Al ver el rostro de sorpresa de su amigo, Elliot se apresuró a aclarar:
—Concretamente, debemos seguir los pasos del Yeti que, según creemos, podría ser la criatura encargada de proteger la Piedra del Aire —comentó Elliot—. Según Foothills, el Everest y el Lhotse son las dos montañas donde sería más probable que encontrásemos su rastro… si es que verdaderamente existe, algo que ella ha puesto en duda.
—¡Claro que existe! —exclamó Coreen dando un brinco que los dejó estupefactos—. Foothills es una buena maestra, pero tiene tan poca fe como los humanos que no creen en la magia. Lo pudiste comprobar el año pasado, cuando dijo que los dragones dorados no existían. Si le comentase que mi abuelo encontró un rastro del Yeti hace ya muchos años, seguro que diría que son habladurías. ¡Y eso que tengo pruebas de ello!
—¿De verdad? —preguntó Eric, abriendo los ojos como platos. El corazón le había comenzado a palpitar con intensidad.
—¡Ya lo creo! —contestó Coreen—. Ahora veréis.
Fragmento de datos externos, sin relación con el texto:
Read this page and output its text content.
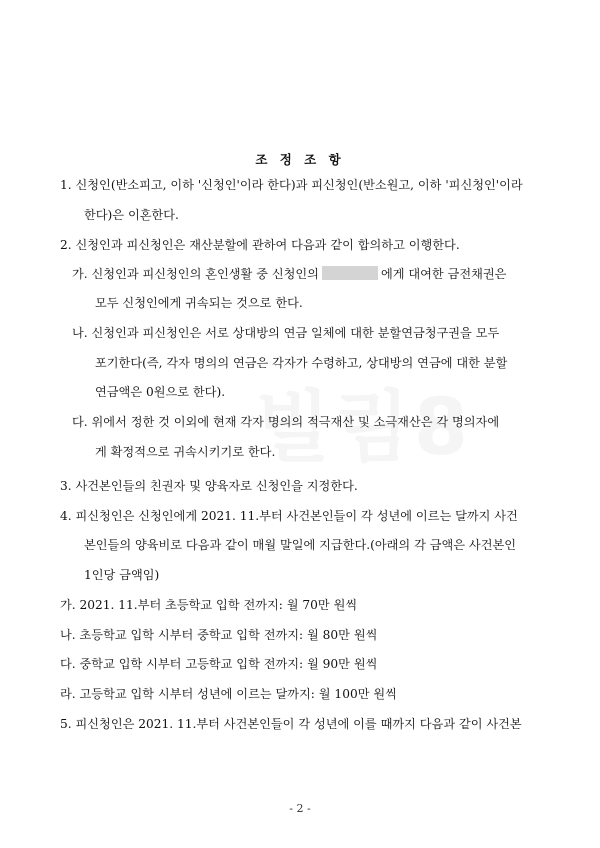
조 정 조 항
1. 신청인(반소피고, 이하 '신청인'이라 한다)과 피신청인(반소원고, 이하 '피신청인'이라
한다)은 이혼한다.
2. 신청인과 피신청인은 재산분할에 관하여 다음과 같이 합의하고 이행한다.
가. 신청인과 피신청인의 혼인생활 중 신청인의	에게 대여한 금전채권은
모두 신청인에게 귀속되는 것으로 한다.
나. 신청인과 피신청인은 서로 상대방의 연금 일체에 대한 분할연금청구권을 모두
포기한다(즉, 각자 명의의 연금은 각자가 수령하고, 상대방의 연금에 대한 분할
연금액은 0원으로 한다).
다. 위에서 정한 것 이외에 현재 각자 명의의 적극재산 및 소극재산은 각 명의자에
게 확정적으로 귀속시키기로 한다.
3. 사건본인들의 친권자 및 양육자로 신청인을 지정한다.
4. 피신청인은 신청인에게 2021. 11.부터 사건본인들이 각 성년에 이르는 달까지 사건
본인들의 양육비로 다음과 같이 매월 말일에 지급한다.(아래의 각 금액은 사건본인
1인당 금액임)
가. 2021. 11.부터 초등학교 입학 전까지: 월 70만 원씩
나. 초등학교 입학 시부터 중학교 입학 전까지: 월 80만 원씩
다. 중학교 입학 시부터 고등학교 입학 전까지: 월 90만 원씩
라. 고등학교 입학 시부터 성년에 이르는 달까지: 월 100만 원씩
5. 피신청인은 2021. 11.부터 사건본인들이 각 성년에 이를 때까지 다음과 같이 사건본
- 2 -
Acto seguido, desapareció por la puerta del salón y se perdió por el pasillo. Instantes después, apareció más sonriente que nunca. En sus manos portaba un pequeño cofre de madera.
Tanto Elliot como Eric se arracimaron en torno a él y esperaron ansiosos a que les mostrase lo que escondía aquel cofrecillo. Con los dedos temblorosos por la emoción, Coreen insertó la llave en una diminuta cerradura y abrió la tapa. Por un instante, a Elliot le pareció que el interior resplandecía ligeramente, aunque fue un efecto pasajero. Coreen introdujo su mano y extrajo una pelambrera tan blanca que parecían hilos de nieve resbalando entre sus temblorosos dedos.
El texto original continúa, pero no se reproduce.